Darüber hinaus wandelt sich nach der Kaltumformung auch die Organisationsstruktur von Edelstahl 304 in Martensit um. Je größer die Kaltverformung ist, desto stärker ist die Martensitumwandlung und desto größer ist der Magnetismus des Stahls.
Beispielsweise gibt es bei der Herstellung eines Stahlrohrs mit 6 cm Durchmesser aus einer Charge von Stahlbändern keine offensichtliche magnetische Induktion. Bei der Herstellung eines Stahlrohrs mit 2 cm Durchmesser ist die magnetische Induktion aufgrund der großen Kaltbiegeverformung deutlicher zu erkennen. Die Verformung von quadratischen und rechteckigen Rohren ist größer als die von runden Rohren, insbesondere an den Ecken, wo die Verformung stärker ist und der Magnetismus deutlicher sichtbar ist. Nach dem gleichen Prinzip erzeugt die ursprünglich nicht-magnetische Platte aus Edelstahl 304 während des Kaltstreckprozesses bei der Herstellung eines Wassertanks Magnetismus. Die auffälligste Position im Wassertank ist die Ecke, also der Teil mit der größten Verformung.
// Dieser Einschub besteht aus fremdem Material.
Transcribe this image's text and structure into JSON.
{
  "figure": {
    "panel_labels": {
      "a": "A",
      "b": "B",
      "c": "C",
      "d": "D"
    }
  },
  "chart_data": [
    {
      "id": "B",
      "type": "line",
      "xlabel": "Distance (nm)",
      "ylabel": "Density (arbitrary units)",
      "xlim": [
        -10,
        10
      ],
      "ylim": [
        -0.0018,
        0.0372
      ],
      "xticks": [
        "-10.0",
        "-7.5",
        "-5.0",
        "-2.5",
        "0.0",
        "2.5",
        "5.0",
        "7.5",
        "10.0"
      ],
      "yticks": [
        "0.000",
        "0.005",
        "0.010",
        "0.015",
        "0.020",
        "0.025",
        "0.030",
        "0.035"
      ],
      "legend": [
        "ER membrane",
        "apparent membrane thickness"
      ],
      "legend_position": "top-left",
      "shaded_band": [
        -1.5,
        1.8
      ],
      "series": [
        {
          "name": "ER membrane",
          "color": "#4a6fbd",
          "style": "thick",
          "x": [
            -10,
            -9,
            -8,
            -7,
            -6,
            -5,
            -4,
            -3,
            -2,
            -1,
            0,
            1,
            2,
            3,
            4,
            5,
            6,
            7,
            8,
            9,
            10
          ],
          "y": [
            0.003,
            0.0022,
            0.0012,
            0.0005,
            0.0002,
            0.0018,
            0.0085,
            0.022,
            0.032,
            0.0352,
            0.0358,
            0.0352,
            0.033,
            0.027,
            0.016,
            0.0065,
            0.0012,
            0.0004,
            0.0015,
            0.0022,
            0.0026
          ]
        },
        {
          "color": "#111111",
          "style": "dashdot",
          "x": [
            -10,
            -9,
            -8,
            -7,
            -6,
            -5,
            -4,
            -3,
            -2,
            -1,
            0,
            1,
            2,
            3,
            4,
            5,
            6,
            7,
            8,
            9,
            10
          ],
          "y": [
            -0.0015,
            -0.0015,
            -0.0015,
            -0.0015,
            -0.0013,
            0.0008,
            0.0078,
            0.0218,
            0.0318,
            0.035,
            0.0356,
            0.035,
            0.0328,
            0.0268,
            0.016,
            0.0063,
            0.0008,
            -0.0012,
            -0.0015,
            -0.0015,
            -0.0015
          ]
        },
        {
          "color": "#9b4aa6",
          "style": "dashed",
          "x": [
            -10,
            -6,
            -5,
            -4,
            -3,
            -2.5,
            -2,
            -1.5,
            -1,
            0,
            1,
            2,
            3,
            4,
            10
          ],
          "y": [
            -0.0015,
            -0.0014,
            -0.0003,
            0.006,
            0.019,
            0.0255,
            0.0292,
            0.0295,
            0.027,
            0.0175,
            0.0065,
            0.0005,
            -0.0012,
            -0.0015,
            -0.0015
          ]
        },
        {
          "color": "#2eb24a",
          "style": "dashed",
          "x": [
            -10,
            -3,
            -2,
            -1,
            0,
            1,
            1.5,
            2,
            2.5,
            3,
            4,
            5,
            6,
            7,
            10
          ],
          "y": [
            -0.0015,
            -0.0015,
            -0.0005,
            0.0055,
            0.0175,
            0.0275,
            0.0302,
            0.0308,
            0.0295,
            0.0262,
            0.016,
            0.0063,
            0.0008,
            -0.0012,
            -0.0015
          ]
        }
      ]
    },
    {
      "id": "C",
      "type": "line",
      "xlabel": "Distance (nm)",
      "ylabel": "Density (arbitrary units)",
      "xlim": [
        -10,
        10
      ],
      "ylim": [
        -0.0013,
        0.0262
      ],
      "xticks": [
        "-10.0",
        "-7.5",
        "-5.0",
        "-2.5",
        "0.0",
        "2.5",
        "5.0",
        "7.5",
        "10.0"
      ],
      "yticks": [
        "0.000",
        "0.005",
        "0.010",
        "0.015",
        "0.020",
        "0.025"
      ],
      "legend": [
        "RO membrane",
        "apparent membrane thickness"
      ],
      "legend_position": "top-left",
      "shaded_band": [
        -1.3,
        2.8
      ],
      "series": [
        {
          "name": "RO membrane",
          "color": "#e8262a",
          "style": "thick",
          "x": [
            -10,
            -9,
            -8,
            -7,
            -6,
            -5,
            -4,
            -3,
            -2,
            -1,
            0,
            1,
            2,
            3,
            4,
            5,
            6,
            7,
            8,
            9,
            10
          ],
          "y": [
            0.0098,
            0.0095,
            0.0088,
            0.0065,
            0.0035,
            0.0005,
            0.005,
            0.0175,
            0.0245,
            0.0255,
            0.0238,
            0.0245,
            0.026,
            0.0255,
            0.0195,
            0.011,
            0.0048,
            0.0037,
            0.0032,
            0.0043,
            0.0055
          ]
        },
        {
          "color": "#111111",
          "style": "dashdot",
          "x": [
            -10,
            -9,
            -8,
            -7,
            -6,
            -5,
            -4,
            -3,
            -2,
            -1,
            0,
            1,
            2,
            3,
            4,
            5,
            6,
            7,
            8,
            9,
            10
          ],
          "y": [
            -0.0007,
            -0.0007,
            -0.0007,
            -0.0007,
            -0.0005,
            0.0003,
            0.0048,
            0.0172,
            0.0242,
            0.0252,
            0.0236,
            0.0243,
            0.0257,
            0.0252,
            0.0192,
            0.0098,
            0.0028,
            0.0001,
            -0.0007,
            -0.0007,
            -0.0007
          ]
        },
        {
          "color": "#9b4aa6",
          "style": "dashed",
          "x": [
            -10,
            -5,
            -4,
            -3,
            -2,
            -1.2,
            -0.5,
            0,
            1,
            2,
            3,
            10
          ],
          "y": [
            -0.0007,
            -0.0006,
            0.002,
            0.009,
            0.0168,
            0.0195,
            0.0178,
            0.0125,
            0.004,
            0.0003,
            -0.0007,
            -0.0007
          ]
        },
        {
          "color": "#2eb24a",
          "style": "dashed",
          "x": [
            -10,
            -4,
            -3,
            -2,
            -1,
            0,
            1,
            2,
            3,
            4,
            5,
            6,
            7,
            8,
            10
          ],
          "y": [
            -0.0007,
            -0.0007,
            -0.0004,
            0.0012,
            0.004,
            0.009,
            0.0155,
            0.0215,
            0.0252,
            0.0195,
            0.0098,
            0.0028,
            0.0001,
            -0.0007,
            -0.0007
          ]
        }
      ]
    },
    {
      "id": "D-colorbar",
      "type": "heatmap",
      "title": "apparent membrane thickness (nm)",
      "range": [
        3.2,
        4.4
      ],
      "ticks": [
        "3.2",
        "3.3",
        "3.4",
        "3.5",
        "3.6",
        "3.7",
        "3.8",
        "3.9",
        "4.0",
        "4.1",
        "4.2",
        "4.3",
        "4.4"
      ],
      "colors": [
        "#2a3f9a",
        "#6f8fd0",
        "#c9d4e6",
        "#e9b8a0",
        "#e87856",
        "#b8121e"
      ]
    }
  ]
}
Um den aus den oben genannten Gründen verursachten Magnetismus von 304-Edelstahlplatten vollständig zu beseitigen, kann eine Hochtemperaturbehandlung mit fester Lösung verwendet werden, um die stabile Austenitstruktur wiederherzustellen (d. h. Martensit oder Ferrit in Austenit umzuwandeln) und dadurch den Magnetismus zu beseitigen (Fachbegriff: Entmagnetisierungsbehandlung).
Es ist insbesondere darauf hinzuweisen, dass der aus den oben genannten Gründen verursachte Magnetismus von Edelstahl 304 ein normales Phänomen ist. Es wird empfohlen, diesen Punkt nicht zur Messung der Qualität von Edelstahlplatten zu verwenden. Wir empfehlen Ihnen, beim Kauf von Edelstahlprodukten auf Produkte namhafter Hersteller zu setzen, sich nicht auf billige Produkte zu stürzen und sich vor Täuschungen zu hüten.